Lo primero que debes hacer, para que este truco salga bien, es anunciar en cuanto puedas que te vas de viaje y que lo tienes todo previsto desde febrero. Así das a entender que tienes tanto tiempo libre que, no solamente te vas de viaje, sino que ya hace meses que te puedes permitir el lujo de darle vueltas al asunto. El efecto es soberbio si esto lo anuncias mientras te tomas un martini en una terraza de verano. Lo dejo caer como sugerencia para compañeros funcionarios solteros, pero debo confesar que no me salió bien cuando lo hice porque a mí el martini me da mucho asco de toda la vida y la cara que puse mientras lo contaba debió de dar de todo menos envidia. Lo que no puedes hacer es anunciar esto mientras te tomas un colacao, que es lo que a mí me gusta, porque entonces, en lugar de sofisticado viajero, lo que parece es que te has apuntado -a tu edad- a un viaje del IMSERSO. Y luego que algo de Mr. Scrooge sí debo de tener, porque las terrazas de verano me gustan pero no voy porque me parecen caras. Y no vas a anunciar estas cosas en el ascensor.

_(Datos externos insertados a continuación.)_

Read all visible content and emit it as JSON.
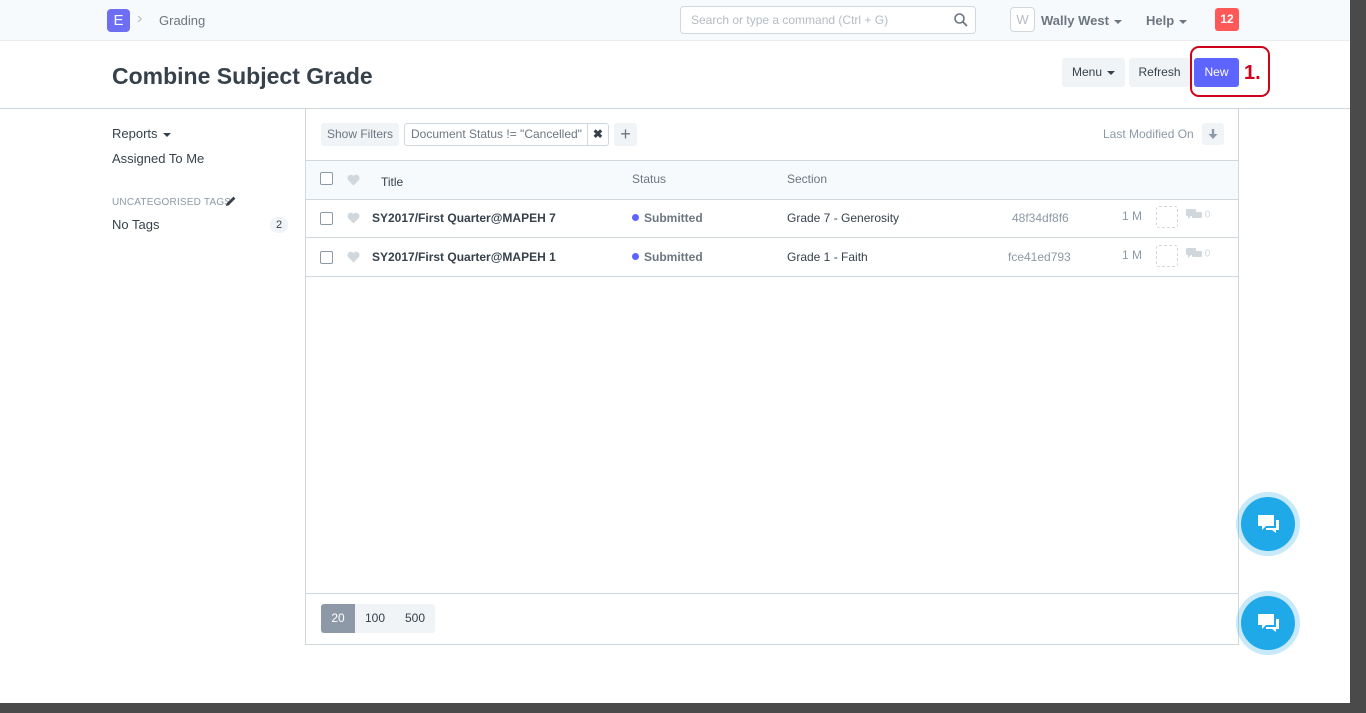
{
  "navbar": {
    "logo_letter": "E",
    "breadcrumb": "Grading",
    "search_placeholder": "Search or type a command (Ctrl + G)",
    "avatar_letter": "W",
    "user_name": "Wally West",
    "help_label": "Help",
    "notification_count": "12"
  },
  "page": {
    "title": "Combine Subject Grade",
    "menu_label": "Menu",
    "refresh_label": "Refresh",
    "new_label": "New",
    "annotation": "1."
  },
  "sidebar": {
    "reports": "Reports",
    "assigned_to_me": "Assigned To Me",
    "tags_heading": "UNCATEGORISED TAGS",
    "no_tags": "No Tags",
    "no_tags_count": "2"
  },
  "filters": {
    "show_filters": "Show Filters",
    "active_filter": "Document Status != \"Cancelled\"",
    "remove_symbol": "✖",
    "add_symbol": "+",
    "sort_label": "Last Modified On"
  },
  "columns": {
    "title": "Title",
    "status": "Status",
    "section": "Section"
  },
  "rows": [
    {
      "title": "SY2017/First Quarter@MAPEH 7",
      "status": "Submitted",
      "section": "Grade 7 - Generosity",
      "name": "48f34df8f6",
      "modified": "1 M",
      "comments": "0"
    },
    {
      "title": "SY2017/First Quarter@MAPEH 1",
      "status": "Submitted",
      "section": "Grade 1 - Faith",
      "name": "fce41ed793",
      "modified": "1 M",
      "comments": "0"
    }
  ],
  "paging": [
    "20",
    "100",
    "500"
  ],
  "colors": {
    "primary": "#5e64ff",
    "annotation": "#d0021b",
    "chat": "#1fa9e8",
    "notification": "#ff5858"
  }
}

Lo que ocurre es que uno tiene sus manías -para qué vamos a ocultarlo- y se me notan en los criterios que manejo para elegir destino. Me marcho a las islas Feroe, y esto lo hago solamente porque es un sitio raro. Me gustan las islas y los sitios raros, qué le voy a hacer, y por eso los catálogos de la agencia de viajes los miro al revés, por el índice y no por las fotos, buscando los nombres más extraños y los sitios más remotos. Claro que, para lugar remoto, el destino que me han adjudicado las autoridades educativas: nada menos que Villena, que está dos o tres calles después del fin del mundo. No voy ahora a profundizar en el asunto y me limitaré a deciros que es para mí un alivio saber -melómano empedernido- que la ciudad tiene, al menos, gran tradición musical: patria chica de Ruperto Chapí y sede de los mundialmente famosos Niños Cantores de Villena. Uno de los dos datos es falso.

Perdón por el chiste y por el retraso. Besos.